Dogues are also highly protective over their human families, and when they have bonded with you, they will trust you and look to you for direction. They have unshakeable loyalty to the people that care for them and earn their respect; but if the dog doesn’t respect you, you will get absolutely nowhere with them!
The Dogue’s loyalty, affectionate nature and natural protectiveness extends to family children that they have accepted, but they are not one of the best breeds to choose if you have young children as a general rule.
They won’t tolerate any teasing or a lot of noise and messing around, and can be unpredictable with children, and almost always dominant over them.
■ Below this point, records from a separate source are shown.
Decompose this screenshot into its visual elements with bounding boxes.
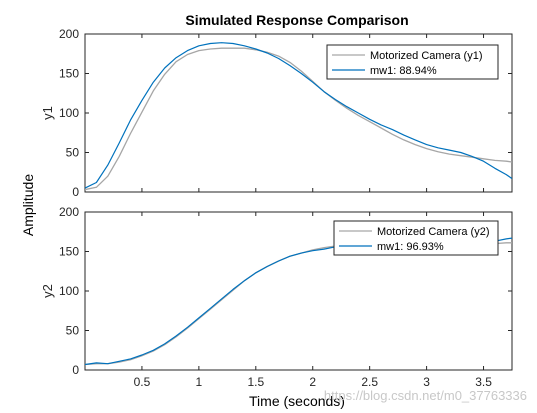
legend-entry: Motorized Camera (y1) bbox=[370, 50, 482, 62]
y-axis-label: y1 bbox=[40, 106, 55, 120]
series-line-measured bbox=[85, 47, 512, 191]
x-tick-label: 2.5 bbox=[361, 375, 378, 389]
axes-1: 0 50 100 150 200 y1 Motorized Camera (y1) mw1: … bbox=[40, 27, 513, 199]
x-tick-label: 3 bbox=[423, 375, 430, 389]
legend-box bbox=[333, 220, 499, 256]
x-tick-label: 1 bbox=[196, 375, 203, 389]
y-tick-label: 150 bbox=[59, 67, 79, 81]
y-tick-label: 0 bbox=[72, 363, 79, 377]
legend-entry: Motorized Camera (y2) bbox=[377, 226, 489, 238]
y-tick-label: 50 bbox=[66, 324, 80, 338]
legend: Motorized Camera (y1) mw1: 88.94% bbox=[326, 44, 499, 80]
legend: Motorized Camera (y2) mw1: 96.93% bbox=[333, 220, 499, 256]
x-tick-label: 0.5 bbox=[134, 375, 151, 389]
y-tick-label: 0 bbox=[72, 185, 79, 199]
watermark: https://blog.csdn.net/m0_37763336 bbox=[324, 388, 527, 403]
x-axis-label: Time (seconds) bbox=[249, 393, 345, 409]
x-tick-label: 1.5 bbox=[247, 375, 264, 389]
legend-entry: mw1: 88.94% bbox=[370, 65, 437, 77]
y-tick-label: 100 bbox=[59, 284, 79, 298]
chart-title: Simulated Response Comparison bbox=[185, 12, 408, 28]
legend-entry: mw1: 96.93% bbox=[377, 241, 444, 253]
y-tick-label: 50 bbox=[66, 146, 80, 160]
y-tick-label: 150 bbox=[59, 245, 79, 259]
shared-y-axis-label: Amplitude bbox=[20, 174, 36, 236]
x-tick-label: 2 bbox=[309, 375, 316, 389]
y-tick-label: 200 bbox=[59, 27, 79, 41]
x-tick-label: 3.5 bbox=[475, 375, 492, 389]
y-tick-label: 100 bbox=[59, 106, 79, 120]
axes-2: 0.5 1 1.5 2 2.5 3 3.5 0 50 100 150 200 y2 Motorized C… bbox=[40, 205, 513, 389]
series-line-model bbox=[85, 42, 512, 189]
y-tick-label: 200 bbox=[59, 205, 79, 219]
legend-box bbox=[326, 44, 499, 80]
y-axis-label: y2 bbox=[40, 284, 55, 298]
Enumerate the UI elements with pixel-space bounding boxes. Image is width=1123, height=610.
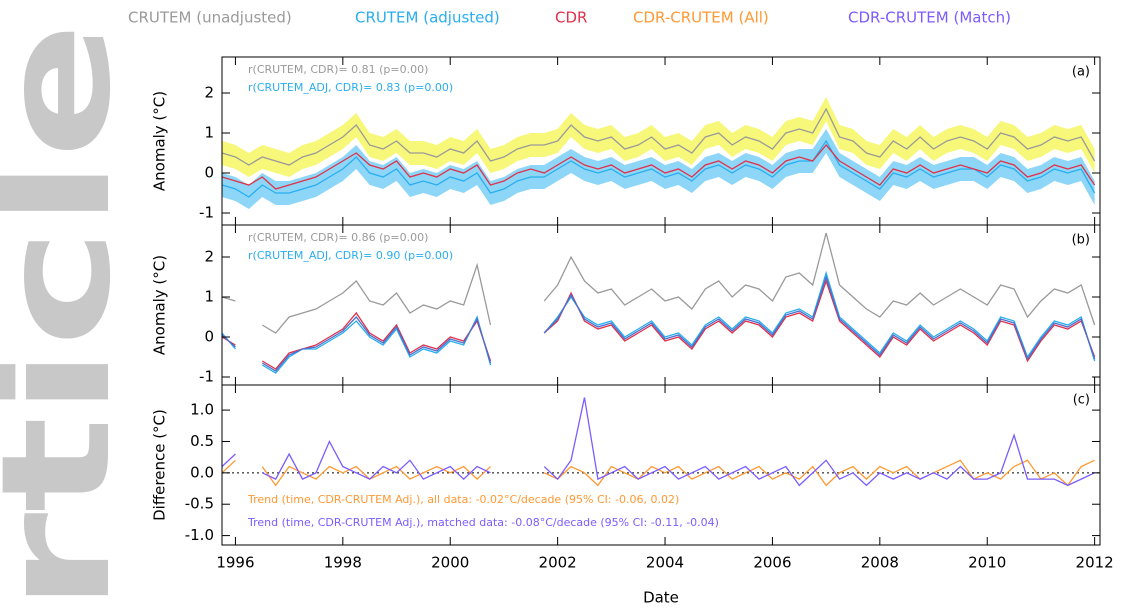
x-tick-label: 2004 (646, 554, 684, 572)
panel-label: (c) (1073, 393, 1090, 408)
annotation: r(CRUTEM_ADJ, CDR)= 0.83 (p=0.00) (248, 81, 453, 94)
plot-area (222, 97, 1096, 209)
y-tick-label: 2 (204, 84, 214, 102)
annotation: r(CRUTEM_ADJ, CDR)= 0.90 (p=0.00) (248, 249, 453, 262)
annotation: r(CRUTEM, CDR)= 0.86 (p=0.00) (248, 231, 428, 244)
series-line (222, 143, 1096, 190)
x-axis-label: Date (643, 589, 679, 607)
legend-entry: CDR (555, 9, 587, 27)
y-tick-label: -1 (199, 204, 214, 222)
y-tick-label: 2 (204, 248, 214, 266)
y-tick-label: -1 (199, 368, 214, 386)
y-axis-label: Anomaly (°C) (151, 255, 169, 355)
plot-area (222, 232, 1096, 374)
x-tick-label: 2010 (968, 554, 1006, 572)
series-line (222, 232, 1096, 334)
panel-label: (b) (1072, 233, 1090, 248)
watermark: rticle (0, 22, 144, 610)
legend-entry: CDR-CRUTEM (Match) (848, 9, 1011, 27)
x-tick-label: 2008 (861, 554, 899, 572)
x-tick-label: 2002 (539, 554, 577, 572)
annotation: r(CRUTEM, CDR)= 0.81 (p=0.00) (248, 63, 428, 76)
y-tick-label: 0 (204, 164, 214, 182)
x-tick-label: 1998 (324, 554, 362, 572)
y-tick-label: 1 (204, 124, 214, 142)
x-tick-label: 2012 (1076, 554, 1114, 572)
series-line (222, 397, 1095, 487)
plot-area (222, 397, 1100, 487)
x-tick-label: 1996 (216, 554, 254, 572)
series-line (222, 107, 1096, 166)
series-line (222, 139, 1096, 198)
y-tick-label: -1.0 (185, 526, 214, 544)
uncertainty-band (222, 97, 1095, 177)
panel-label: (a) (1072, 65, 1090, 80)
y-tick-label: 1 (204, 288, 214, 306)
legend-entry: CRUTEM (unadjusted) (128, 9, 292, 27)
series-line (222, 270, 1096, 374)
y-tick-label: 0 (204, 328, 214, 346)
y-tick-label: 0.0 (190, 463, 214, 481)
y-axis-label: Anomaly (°C) (151, 91, 169, 191)
x-tick-label: 2006 (753, 554, 791, 572)
x-tick-label: 2000 (431, 554, 469, 572)
y-tick-label: 0.5 (190, 432, 214, 450)
y-axis-label: Difference (°C) (151, 409, 169, 521)
series-line (222, 459, 1095, 487)
annotation: Trend (time, CDR-CRUTEM Adj.), all data:… (247, 493, 679, 506)
y-tick-label: 1.0 (190, 401, 214, 419)
panel-frame (221, 384, 1101, 546)
y-tick-label: -0.5 (185, 495, 214, 513)
legend-entry: CRUTEM (adjusted) (355, 9, 500, 27)
legend-entry: CDR-CRUTEM (All) (633, 9, 769, 27)
annotation: Trend (time, CDR-CRUTEM Adj.), matched d… (247, 516, 719, 529)
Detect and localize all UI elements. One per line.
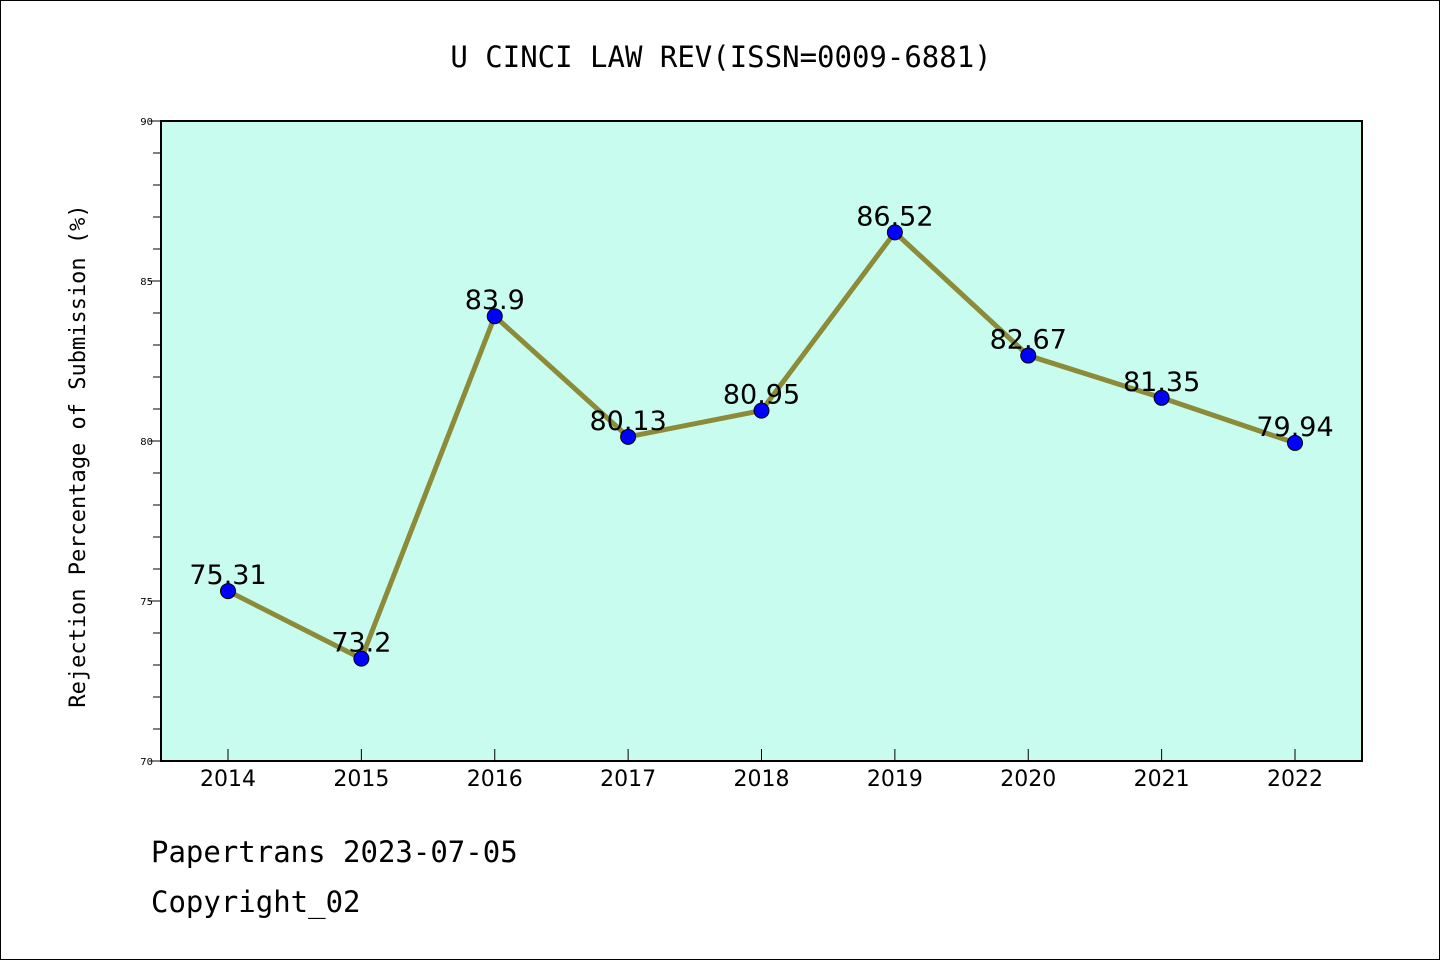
x-tick-label: 2018 xyxy=(734,767,790,792)
y-axis-ticks: 70 75 80 85 90 xyxy=(140,117,161,768)
y-tick-label: 70 xyxy=(140,757,153,768)
data-point xyxy=(1153,389,1170,406)
x-tick-label: 2017 xyxy=(600,767,656,792)
x-tick-label: 2016 xyxy=(467,767,523,792)
data-label: 75.31 xyxy=(189,560,266,591)
x-tick-label: 2019 xyxy=(867,767,923,792)
y-tick-label: 75 xyxy=(140,597,153,608)
x-tick-label: 2014 xyxy=(200,767,256,792)
data-label: 81.35 xyxy=(1123,367,1200,398)
x-tick-label: 2015 xyxy=(333,767,389,792)
y-tick-label: 85 xyxy=(140,277,153,288)
y-tick-label: 80 xyxy=(140,437,153,448)
data-label: 86.52 xyxy=(856,201,933,232)
data-point xyxy=(220,583,236,600)
data-point xyxy=(486,308,503,325)
y-tick-label: 90 xyxy=(140,117,153,128)
footer-copyright: Copyright_02 xyxy=(151,885,361,919)
data-labels: 75.31 73.2 83.9 80.13 80.95 86.52 82.67 81.35 79… xyxy=(189,201,1333,658)
data-point xyxy=(620,428,637,445)
footer-date: Papertrans 2023-07-05 xyxy=(151,835,518,869)
y-axis-label: Rejection Percentage of Submission (%) xyxy=(66,204,91,707)
data-point xyxy=(353,650,370,667)
data-label: 79.94 xyxy=(1256,412,1333,443)
data-point xyxy=(1287,434,1303,451)
series-markers xyxy=(220,224,1303,667)
data-point xyxy=(1020,347,1037,364)
x-axis-ticks: 2014 2015 2016 2017 2018 2019 2020 2021 2022 xyxy=(200,749,1323,792)
x-tick-label: 2020 xyxy=(1000,767,1056,792)
data-point xyxy=(753,402,770,419)
data-label: 80.13 xyxy=(589,406,666,437)
data-label: 73.2 xyxy=(331,628,391,659)
data-label: 82.67 xyxy=(990,325,1067,356)
x-tick-label: 2021 xyxy=(1134,767,1190,792)
data-label: 83.9 xyxy=(465,285,525,316)
data-label: 80.95 xyxy=(723,380,800,411)
plot-area xyxy=(160,120,1363,762)
x-tick-label: 2022 xyxy=(1267,767,1323,792)
chart-title: U CINCI LAW REV(ISSN=0009-6881) xyxy=(450,40,991,74)
data-point xyxy=(886,224,903,241)
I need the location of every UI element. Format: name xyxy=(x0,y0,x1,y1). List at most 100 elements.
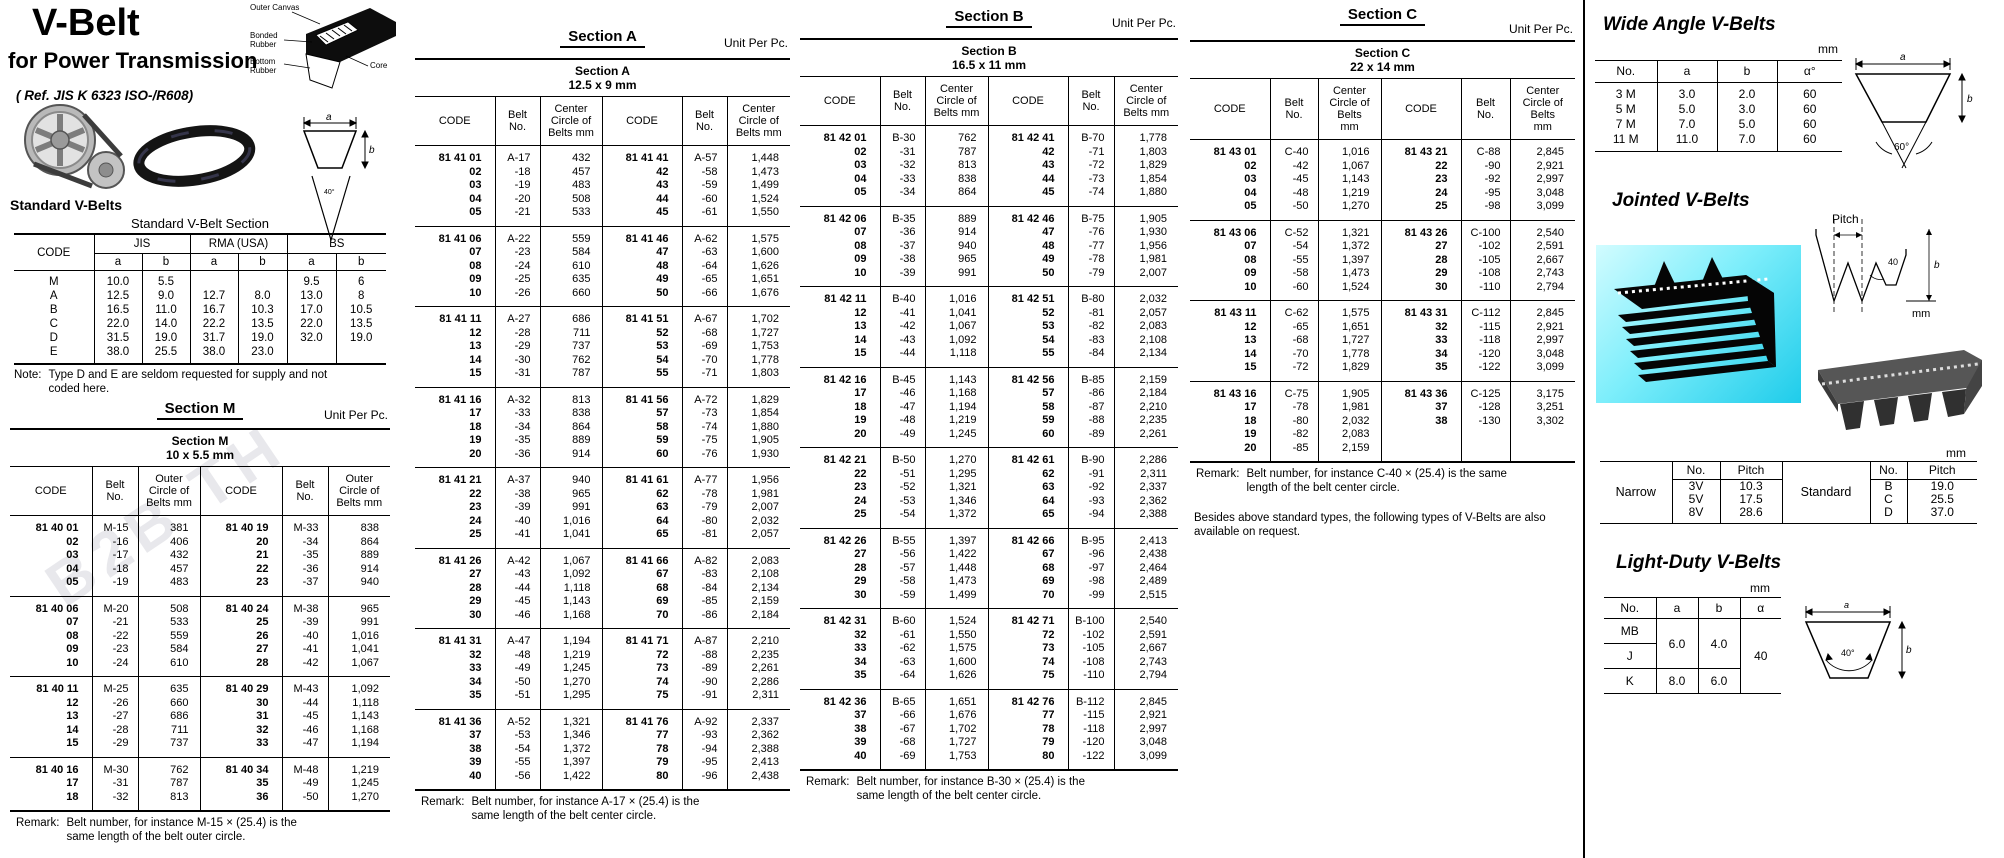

Dogues tend to be lukewarm at best about newcomers, and often, highly suspicious of them. It takes them a long time to warm up to people that they don’t know, and you need to remain consistent and make an effort to get the dog on your side.
However, managing to do so is naturally very rewarding!
The Dogue de Bordeaux is one of the most costly dog breeds to keep in virtually all respects. They tend to cost around £1,000 per dog to buy for pedigree specimens, and as a giant breed, they require the biggest versions of everything, from beds to flea treatments! They also eat a lot of food, and their size and complex health makes them expensive to insure too.
The Dogue de Bordeaux is a giant, strong, dominant and complex dog breed and as such, requires a confident and very experienced owner to get the best out of them and keep them under control.
This means that they’re not generally a good fit for the average first-time dog owner, or someone who is inexperienced with the breed or mastiff types as a whole.